The most remarkable aspect of Pastor’s book is that she hardly spends any time explicitly denouncing Nazi atrocities. This isn’t just an oversight; in fact, the subtlety with which she handles Nazi genocide is perhaps the book’s strongest point. The epigram, “To those who were in the trucks bound for the concentration camps,” immediately sets the tone for Pastor’s handling of Nazi war crimes. Her characters, Nazi or non-Nazi, aren’t forced to lecture the reader about how bad the Nazis were—they don’t need to do that, we already know they’re the bad guys.
Bora is a German and he’s a soldier, so he follows his orders as closely as his conscience allows. It wouldn’t be realistic to his quiet, suspicious nature if he were denouncing his own country left and right.
Ever since Spain, Bora had taken inordinate care in the practice of storing anxiety deeply within, as safely as an army trunk was organized, with the heaviest objects at the bottom, tucked away in the corners.

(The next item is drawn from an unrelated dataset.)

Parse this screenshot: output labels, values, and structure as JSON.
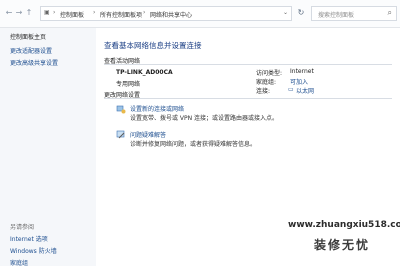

This can feel frustrating. When Bora’s told he needs to help guide trucks full of Jews heading to a concentration camp through the Italian countryside, the readers wants Bora to spit in his superior’s face. We want him to grab his revolver and limp towards Berlin with a knife in his mouth and go all Inglorious Basterds on the Reichstag. But he can’t do that.
So the reader has to grit his or her teeth and wait things out with Bora.
Pastor shows such restraint that the reader is unsure if the acts of sabotage that befall the Nazi machinery in Bora’s region are due to Bora’s interference or not. And when Bora mysteriously arrests a Catholic priest the reader’s faith in the Major is stretched even thinner.
Yet Pastor pushes this line, while staying true to her characters. Bora is too reserved, too bound by duty and stoic to launch into tirades against the Nazis. Towards the middle of the novel, Guidi accuses Bora of playing a role in atrocities, and Bora nearly loses his top, but he keeps his lips buttoned.
Of course, the reader wants Bora to confess to Guidi about all the good he’s doing, about how Bora is fighting from the inside—but he doesn’t say anything. He can’t say anything, and Pastor’s book is stronger for his silence.
In Bora and his reluctant partner, Sandro Guidi, Pastor has created characters that are sympathetic and also frustratingly, achingly human.
Liar Moon has already been published overseas, but is coming to our shores on February 21st.
Richard Z. Santos lives outside of Austin and is enrolled in the MFA program at Texas State University. Once, he worked in Washington, DC, but now he doesn’t do much more than write and teach. He blogs at Paperclip People, and is working on his first novel—a crime thriller set in New Mexico.
Liar Moon is such a great title. I plan to add this one to my TBR pile.
Deborah–Definitely check it out. It’s an interesting book. I really do think it’s remarkable how grim and taciturn the main character is–Pastor makes you work to like him.
Very happy ‘Liar Moon’ has got your support!
Thanks,
François-Bitter Lemon Press
I liked Lumen a lot and just bought Liar Moon — thanks for the review! Sounds like something I can look forward to. And btw, I’d buy anything coming from Bitter Lemon.